O Ano Novo na cultura Lunda-cokwe foi aberto oficialmente, ontem, na localidade de Sweja, há 25 quilómetros de Saurimo, com a realização de várias cerimónias culturais e rituais tradicionais, que incluíam súplicas e homenagens aos finados reis e outros antepassados a pedir prosperidade, saúde e harmonia entre a população.
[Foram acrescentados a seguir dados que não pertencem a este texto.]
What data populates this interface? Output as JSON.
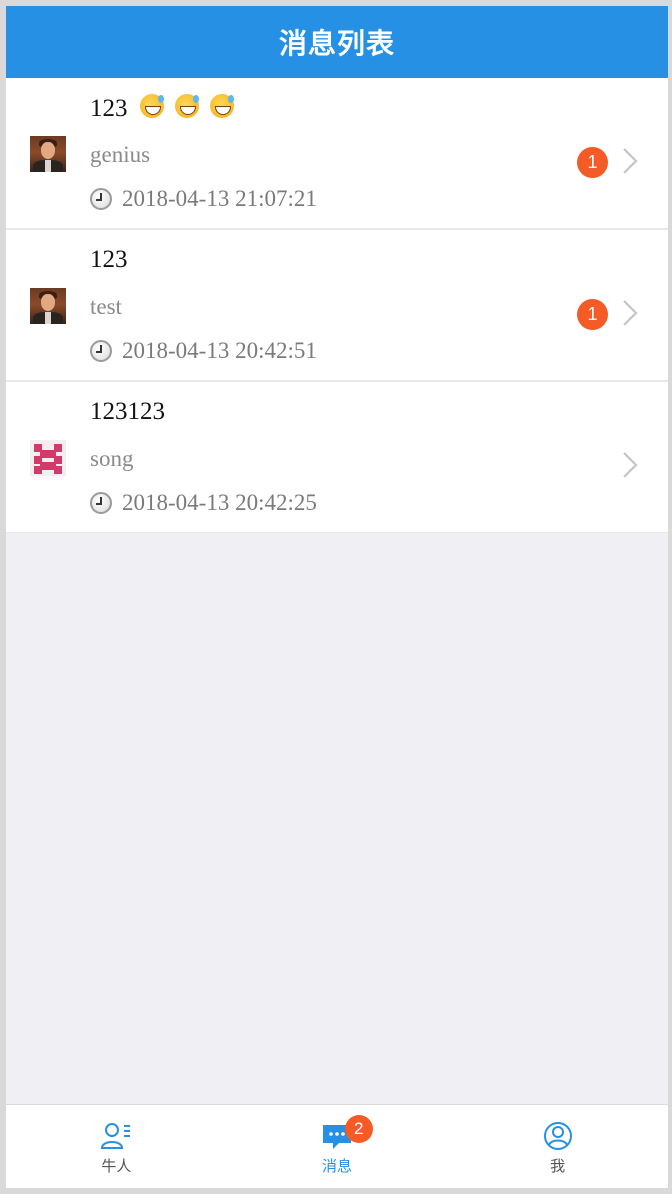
{
  "header": {
    "title": "消息列表"
  },
  "messages": [
    {
      "text": "123",
      "emoji_count": 3,
      "emoji": "sweat-smile-emoji",
      "sender": "genius",
      "time": "2018-04-13 21:07:21",
      "unread": "1",
      "avatar": "photo-avatar"
    },
    {
      "text": "123",
      "sender": "test",
      "time": "2018-04-13 20:42:51",
      "unread": "1",
      "avatar": "photo-avatar"
    },
    {
      "text": "123123",
      "sender": "song",
      "time": "2018-04-13 20:42:25",
      "unread": "",
      "avatar": "identicon-avatar"
    }
  ],
  "tabbar": {
    "tabs": [
      {
        "label": "牛人",
        "icon": "user-list-icon",
        "active": false
      },
      {
        "label": "消息",
        "icon": "chat-bubble-icon",
        "active": true,
        "badge": "2"
      },
      {
        "label": "我",
        "icon": "user-circle-icon",
        "active": false
      }
    ]
  },
  "colors": {
    "primary": "#2590e4",
    "badge": "#f45b27",
    "background": "#efeff4"
  }
}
Para o acto, um grupo de regedores, descalços, previamente seleccionados transpuseram, em passo lento e rosto inclinado, a vedação do cemitério. Depois, de joelhos, escutaram, em silêncio, o longo e respeitoso chamamento aos reis finados, por ordem da sucessão. O passo seguinte incluiu um ritual no túmulo, devidamente edificado, do malogrado soberano Mwatshissengue Watembo.
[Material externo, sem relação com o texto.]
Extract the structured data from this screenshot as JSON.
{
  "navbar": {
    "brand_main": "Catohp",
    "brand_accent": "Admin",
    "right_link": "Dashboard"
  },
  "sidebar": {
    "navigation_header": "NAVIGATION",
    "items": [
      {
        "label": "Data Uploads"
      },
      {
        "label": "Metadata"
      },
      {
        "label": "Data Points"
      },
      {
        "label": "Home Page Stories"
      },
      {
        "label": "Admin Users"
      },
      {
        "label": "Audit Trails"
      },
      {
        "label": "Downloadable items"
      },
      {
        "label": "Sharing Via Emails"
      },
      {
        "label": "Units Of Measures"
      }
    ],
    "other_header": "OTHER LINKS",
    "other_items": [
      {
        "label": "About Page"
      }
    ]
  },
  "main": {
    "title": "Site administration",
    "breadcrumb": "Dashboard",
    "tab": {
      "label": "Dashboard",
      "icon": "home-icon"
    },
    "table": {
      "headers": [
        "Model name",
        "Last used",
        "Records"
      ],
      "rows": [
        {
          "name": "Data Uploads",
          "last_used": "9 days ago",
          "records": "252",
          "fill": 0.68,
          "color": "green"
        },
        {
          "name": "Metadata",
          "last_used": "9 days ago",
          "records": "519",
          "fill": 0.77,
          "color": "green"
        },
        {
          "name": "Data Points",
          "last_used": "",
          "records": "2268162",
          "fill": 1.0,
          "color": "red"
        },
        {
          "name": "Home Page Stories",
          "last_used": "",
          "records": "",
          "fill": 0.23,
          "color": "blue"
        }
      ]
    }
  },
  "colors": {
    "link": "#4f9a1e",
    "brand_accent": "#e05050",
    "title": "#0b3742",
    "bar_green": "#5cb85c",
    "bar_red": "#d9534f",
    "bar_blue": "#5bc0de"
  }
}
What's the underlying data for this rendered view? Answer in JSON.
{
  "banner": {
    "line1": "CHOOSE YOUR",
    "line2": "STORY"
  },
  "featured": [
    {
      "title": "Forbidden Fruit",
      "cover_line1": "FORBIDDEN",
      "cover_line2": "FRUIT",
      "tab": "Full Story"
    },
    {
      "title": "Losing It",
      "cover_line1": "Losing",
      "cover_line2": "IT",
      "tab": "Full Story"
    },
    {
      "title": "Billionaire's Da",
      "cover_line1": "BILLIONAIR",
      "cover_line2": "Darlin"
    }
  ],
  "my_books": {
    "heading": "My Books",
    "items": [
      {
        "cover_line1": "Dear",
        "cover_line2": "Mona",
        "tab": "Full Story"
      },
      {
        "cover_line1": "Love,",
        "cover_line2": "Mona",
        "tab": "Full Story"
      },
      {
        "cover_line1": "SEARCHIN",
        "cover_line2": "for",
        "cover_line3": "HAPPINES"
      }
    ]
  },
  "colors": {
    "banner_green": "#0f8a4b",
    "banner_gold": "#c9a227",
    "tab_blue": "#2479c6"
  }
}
O reatamento desta actividade, suspensa desde o período colonial, “por razões políticas”, reuniu o consenso das autoridades da região leste, que assistiram ao acto, com o qual fica marcado “o regresso às origens para resgatar valores da cultura, perdidos por uma série de factores sociais e políticos”, disse o porta-voz da família real, Guilherme Martins.
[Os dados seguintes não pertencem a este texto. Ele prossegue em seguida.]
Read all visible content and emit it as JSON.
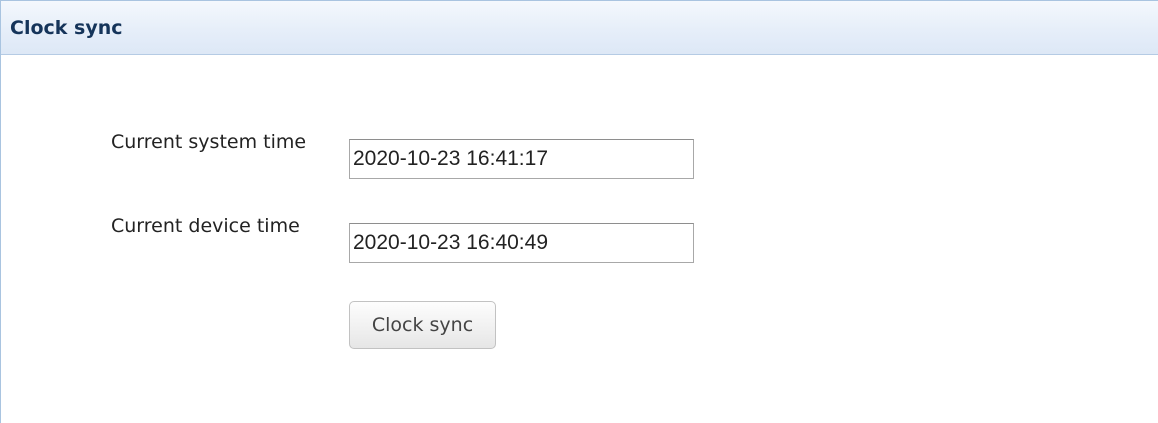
{
  "panel": {
    "title": "Clock sync"
  },
  "form": {
    "system_time": {
      "label": "Current system time",
      "value": "2020-10-23 16:41:17"
    },
    "device_time": {
      "label": "Current device time",
      "value": "2020-10-23 16:40:49"
    },
    "sync_button_label": "Clock sync"
  },
  "colors": {
    "header_background": "#e6eef9",
    "header_border": "#b5cbe4",
    "title_text": "#15345a"
  }
}
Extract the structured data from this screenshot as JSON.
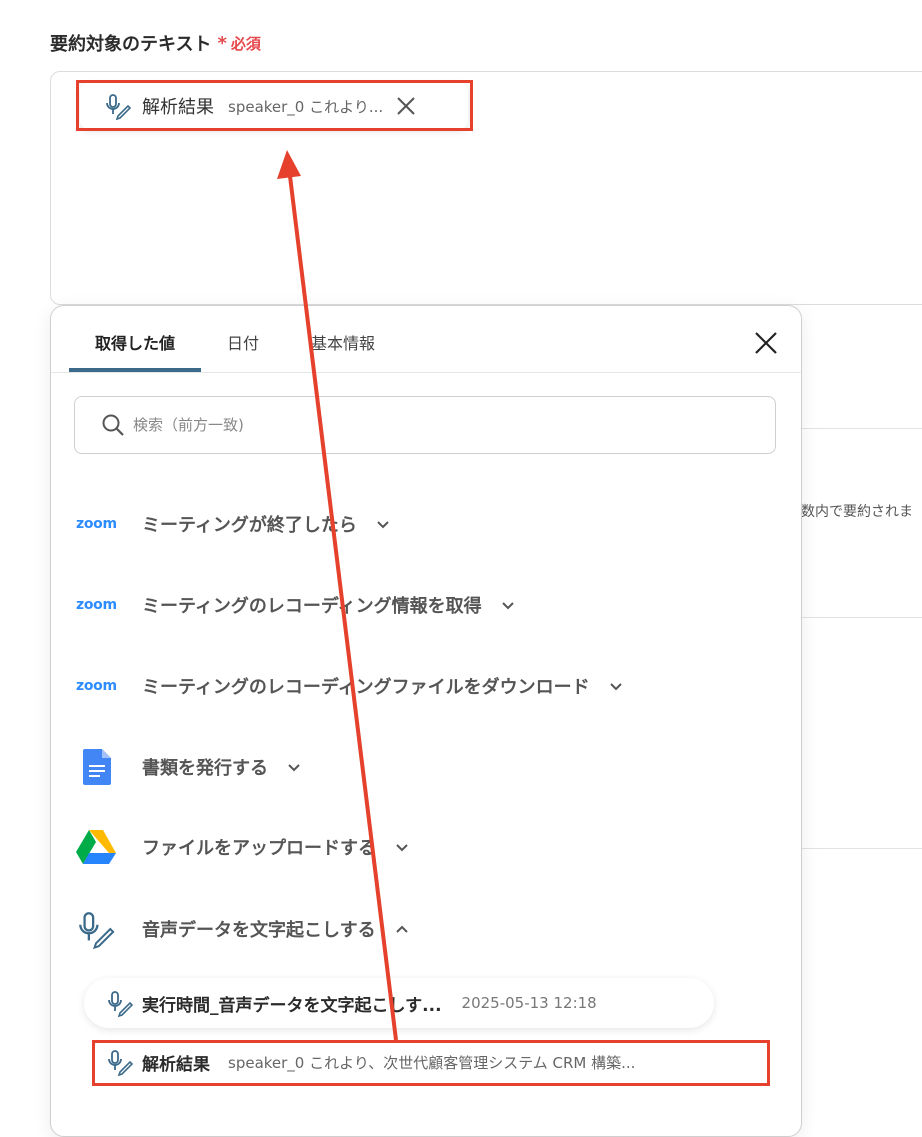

Para Guilherme Martins, “a ignorância deste traço de identidade representou um desvio na forma de ser dos povos”, que antes festejavam o acto no início de cada época chuvosa, em Setembro, numa cerimónia conhecida por “Kamoxi”, na língua local e em português significa “primeiro mês”.
Geralmente o acto é marcado por músicas, que entoam alguns dos hábitos e costumes locais, a exposição de produtos do campo, utensílios de trabalho agrícola e artefactos para a pesca e caça. O aparecimento da lua nova, acrescentou, anuncia o momento ideal para as festividades, normalmente no fim de Agosto. “Nestas circunstâncias, competia ao Rei, invocar aos antepassados o que o povo precisava para ter fartura, paz e saúde”, contou.
A preservação do ritual, continuou, ajudava a alcançar os resultados almejados, mesmo sem a presença do soberano em funções no acto. “Em casos extremos, como a morte de um membro da realeza, a actividade fica circunscrita ao bairro”, explicou.
Convidados
O regedor do bairro Saulimbo (hoje Saurimo), Domingos Mandanji, destacou no acto que o ritual valoriza o reinício de uma actividade cultural importante, proibida na época colonial, facto que empobreceu, em mais de 70 anos, o legado a ser deixado às gerações jovens.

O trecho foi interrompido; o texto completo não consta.